Saturday 29 June 2013

The Central Arctic Thinning: Is It Real?

In the US Navy's HYCOM model there is a persistent, worsening and large region of low concentration ice between the Pole and the Laptev Sea, is it real?

I have taken MODIS box R04C04, link, days 177 to 180, 250m resolution band 3-6-7, placed as layers in an image editor and I have erased regions in each layer to reveal as much ice as possible. This is relying on the slower movement of sea ice as compared to the more rapid movement of clouds, which prevent viewing of the ice. The resultant image has then been scaled down, and tone adjusted to bring out the contrast between ice and water, even under the cloud that could not be removed by compositing a series of days.

The US Navy HYCOM model, link, output for 28 June 2013 has been rotated to match the Greenwich meridian a box is overlayed to give the approximate location of box R04C04 in MODIS.


This shows the region of thin ice which is associated with a reduction in concentration, link. Although there will have been thinning of the ice in this area, that is not necessarily needed to explain the thinning. Thinning would occur with a drop in concentration as the more water in a given model grid box, the lower the average thickness in that grid box.

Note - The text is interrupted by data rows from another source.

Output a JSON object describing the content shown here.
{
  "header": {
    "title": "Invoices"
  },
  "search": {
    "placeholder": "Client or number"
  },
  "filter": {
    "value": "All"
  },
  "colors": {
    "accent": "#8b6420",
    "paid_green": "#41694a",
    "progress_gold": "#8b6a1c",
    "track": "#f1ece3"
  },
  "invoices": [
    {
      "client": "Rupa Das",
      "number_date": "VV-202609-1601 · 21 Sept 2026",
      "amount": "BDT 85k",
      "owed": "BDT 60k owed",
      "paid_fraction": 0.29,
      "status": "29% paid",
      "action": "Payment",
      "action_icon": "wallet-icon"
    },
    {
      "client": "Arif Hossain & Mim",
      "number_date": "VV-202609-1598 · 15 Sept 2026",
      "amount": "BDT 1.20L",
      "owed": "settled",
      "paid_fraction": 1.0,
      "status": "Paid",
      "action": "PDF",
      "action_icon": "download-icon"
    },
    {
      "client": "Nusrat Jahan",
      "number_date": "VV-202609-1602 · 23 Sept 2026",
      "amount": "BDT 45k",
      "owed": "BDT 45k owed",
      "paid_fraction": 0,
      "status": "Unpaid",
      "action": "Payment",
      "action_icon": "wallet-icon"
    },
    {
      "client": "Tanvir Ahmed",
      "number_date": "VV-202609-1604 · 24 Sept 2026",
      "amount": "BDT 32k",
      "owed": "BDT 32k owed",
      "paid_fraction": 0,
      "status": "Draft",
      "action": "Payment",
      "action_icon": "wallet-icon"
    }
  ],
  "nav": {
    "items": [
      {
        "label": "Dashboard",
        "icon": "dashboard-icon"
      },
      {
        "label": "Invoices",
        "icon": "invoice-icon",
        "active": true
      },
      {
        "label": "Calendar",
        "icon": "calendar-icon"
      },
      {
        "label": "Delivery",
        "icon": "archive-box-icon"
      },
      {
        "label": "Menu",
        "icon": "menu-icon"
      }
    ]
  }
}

In common with the HYCOM model output there is a large region of very low concentration across much of box R04C04, this is feasibly down to the order of 50% as in the model. At the top of the box there is however an increase in concentration (less open water), toward the pole (bottom left) concentration seems to increase, as it does to the bottom right. This is a reasonably good match for the HYCOM model output in the top image.

This region has been developing all month initially caused by a low pressure system, I've shared reasonable doubt with others that it might not develop as the model projected. In fact it has, and the model output seems to reasonably reproduce the observed state of the ice. Model forecasts show this feature persisting and consolidating. I see no reason to doubt that.

Will we see a massive hole in the pack by August? It seems feasible. But this year is turning out to be so weird I don't want to commit myself on anything.

2 comments:

Kevin O'Neill said...

Chris - I made another comment on your previous post, but it didn't get through. It applies to this post as well. Go look at NCEP/NCAR for MAM 2012 compared to this year. Then try to reconcile NCEP/NCAR with DMI N80 temps.

I still think DMI is either just flat out wrong or telling us a story we don't yet understand.

Chris Reynolds said...

Kevin,

Here's a graphic that should help. The purple trace is hue adjusted DMI trace for 2012, the red trace is for 2013. Red infill indicates 2013 below 2012, blue infill indicates 2013 above 2012.

LINK

Month demarcations are estimated.

There's also a table of NCEP/NCAR north of 80degN (area weighted). And difference between 2013 and 2012, following the same red/blue key as above.

DMI uses ERA40, so will differ a bit from NCEP/NCAR and when comparing years any differences will be accentuated. There does seem to be an arguable qualitative agreement, in March there look to be equal amounts of blue and red infill, yet NCEP/NCAR shows 2013 markedly warmer. However by the same reasoning April and May seem to agree.

PS, the cold snap in February 2013 seems to be captured OK by both reanalyses - i.e. they seem to agree, using judgement by eye.

Is it these sort of disagreements you're referring to?